With no thought for the possible consequences, she stooped, grasped hold of the handle with both hands, then spun towards the boar. ‘Go away! Go away!’ she yelled as loudly as she could, and waved the spade back and forth, praying that it would be sufficiently threatening to make the boar take to its heels. It quickly became obvious, however, that this particular boar didn’t find a waving spade at all threatening. Far from taking to its heels, the boar was standing quite still, watching her. Possibly this was its first encounter with a shrieking, spade-wielding woman, and it appeared to find the spectacle intriguing. Even more disconcerting, it was now walking slowly towards her, as if wanting to get a closer view.
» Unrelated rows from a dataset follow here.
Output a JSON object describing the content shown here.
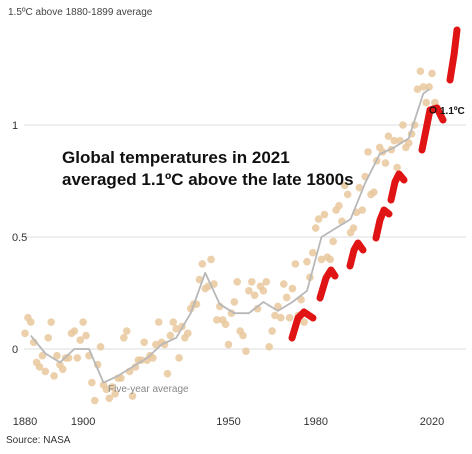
{
  "chart_data": {
    "type": "scatter",
    "ylabel": "1.5ºC above 1880-1899 average",
    "headline": [
      "Global temperatures in 2021",
      "averaged 1.1ºC above the late 1800s"
    ],
    "source": "Source: NASA",
    "x_ticks": [
      "1880",
      "1900",
      "1950",
      "1980",
      "2020"
    ],
    "y_ticks": [
      "1",
      "0.5",
      "0"
    ],
    "xlim": [
      1877,
      2028
    ],
    "ylim": [
      -0.3,
      1.5
    ],
    "grid": true,
    "colors": {
      "dots": "#e9c89c",
      "line": "#b8b8b8",
      "marks": "#e01414",
      "grid": "#dddddd"
    },
    "annotations": {
      "five_year": "Five-year average",
      "current": "1.1ºC"
    },
    "series": [
      {
        "name": "Annual",
        "x": [
          1880,
          1881,
          1882,
          1883,
          1884,
          1885,
          1886,
          1887,
          1888,
          1889,
          1890,
          1891,
          1892,
          1893,
          1894,
          1895,
          1896,
          1897,
          1898,
          1899,
          1900,
          1901,
          1902,
          1903,
          1904,
          1905,
          1906,
          1907,
          1908,
          1909,
          1910,
          1911,
          1912,
          1913,
          1914,
          1915,
          1916,
          1917,
          1918,
          1919,
          1920,
          1921,
          1922,
          1923,
          1924,
          1925,
          1926,
          1927,
          1928,
          1929,
          1930,
          1931,
          1932,
          1933,
          1934,
          1935,
          1936,
          1937,
          1938,
          1939,
          1940,
          1941,
          1942,
          1943,
          1944,
          1945,
          1946,
          1947,
          1948,
          1949,
          1950,
          1951,
          1952,
          1953,
          1954,
          1955,
          1956,
          1957,
          1958,
          1959,
          1960,
          1961,
          1962,
          1963,
          1964,
          1965,
          1966,
          1967,
          1968,
          1969,
          1970,
          1971,
          1972,
          1973,
          1974,
          1975,
          1976,
          1977,
          1978,
          1979,
          1980,
          1981,
          1982,
          1983,
          1984,
          1985,
          1986,
          1987,
          1988,
          1989,
          1990,
          1991,
          1992,
          1993,
          1994,
          1995,
          1996,
          1997,
          1998,
          1999,
          2000,
          2001,
          2002,
          2003,
          2004,
          2005,
          2006,
          2007,
          2008,
          2009,
          2010,
          2011,
          2012,
          2013,
          2014,
          2015,
          2016,
          2017,
          2018,
          2019,
          2020,
          2021
        ],
        "y": [
          0.07,
          0.14,
          0.12,
          0.03,
          -0.06,
          -0.08,
          -0.03,
          -0.1,
          0.05,
          0.12,
          -0.12,
          -0.03,
          -0.07,
          -0.09,
          -0.04,
          -0.04,
          0.07,
          0.08,
          -0.04,
          0.04,
          0.12,
          0.06,
          -0.03,
          -0.15,
          -0.23,
          -0.07,
          0.01,
          -0.16,
          -0.18,
          -0.22,
          -0.17,
          -0.2,
          -0.13,
          -0.13,
          0.05,
          0.08,
          -0.1,
          -0.21,
          -0.08,
          -0.05,
          -0.05,
          0.03,
          -0.05,
          -0.03,
          -0.04,
          0.02,
          0.12,
          0.03,
          0.02,
          -0.11,
          0.06,
          0.12,
          0.09,
          -0.04,
          0.1,
          0.05,
          0.07,
          0.18,
          0.2,
          0.2,
          0.31,
          0.38,
          0.27,
          0.28,
          0.4,
          0.29,
          0.13,
          0.19,
          0.13,
          0.11,
          0.02,
          0.16,
          0.21,
          0.3,
          0.08,
          0.06,
          -0.01,
          0.26,
          0.3,
          0.24,
          0.18,
          0.28,
          0.26,
          0.3,
          0.01,
          0.08,
          0.15,
          0.19,
          0.14,
          0.29,
          0.23,
          0.14,
          0.27,
          0.38,
          0.15,
          0.22,
          0.12,
          0.39,
          0.32,
          0.43,
          0.54,
          0.58,
          0.4,
          0.6,
          0.41,
          0.4,
          0.48,
          0.62,
          0.64,
          0.57,
          0.73,
          0.69,
          0.52,
          0.54,
          0.61,
          0.72,
          0.62,
          0.77,
          0.88,
          0.69,
          0.7,
          0.84,
          0.9,
          0.88,
          0.83,
          0.95,
          0.89,
          0.93,
          0.81,
          0.93,
          1.0,
          0.9,
          0.92,
          0.96,
          1.0,
          1.16,
          1.24,
          1.17,
          1.1,
          1.17,
          1.23,
          1.1
        ]
      },
      {
        "name": "Five-year average",
        "x": [
          1882,
          1887,
          1892,
          1897,
          1902,
          1907,
          1912,
          1917,
          1922,
          1927,
          1932,
          1937,
          1942,
          1947,
          1952,
          1957,
          1962,
          1967,
          1972,
          1977,
          1982,
          1987,
          1992,
          1997,
          2002,
          2007,
          2012,
          2017,
          2019
        ],
        "y": [
          0.06,
          -0.02,
          -0.06,
          0.0,
          0.0,
          -0.15,
          -0.12,
          -0.08,
          -0.04,
          0.02,
          0.05,
          0.16,
          0.34,
          0.2,
          0.16,
          0.16,
          0.21,
          0.17,
          0.21,
          0.26,
          0.5,
          0.54,
          0.58,
          0.74,
          0.87,
          0.9,
          0.94,
          1.14,
          1.16
        ]
      }
    ]
  }
}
Knowing that the one thing she mustn’t do was to make a run for it, because if she did the boar would almost certainly charge, Charlotte did the only thing she could: she held her ground and continued to wildly brandish the spade.
Without warning, a shot rang out.
She jumped so much it was all she could do to keep her grip on the spade. The boar stopped. Jerking its head in the direction from which the shot had come, it raised its snout and sniffed the air, grunting loudly. For the moment its attention was elsewhere. It was a moment of grace.
Swinging the spade high into the air, Charlotte took two swift strides and swung it down again, sending the edge of the solid metal head crashing into the boar’s jaw. There was a sickening, splintering sound as teeth and bones shattered, bright red blood spurted from the boar’s mouth all across the front of her skirt, and the spade landed with a dull thud on the grass at her feet as her fingers flew open with the jarring impact of the blow. Shaking with fear, she stooped to retrieve the spade, well aware that, while the boar was definitely injured, it was far from dead. It was staggering about in dazed circles emitting ear-piercing screams, bloody froth and spittle dribbling from its smashed jaw on to the grass, until suddenly it collapsed on to its knees, less than two yards from her.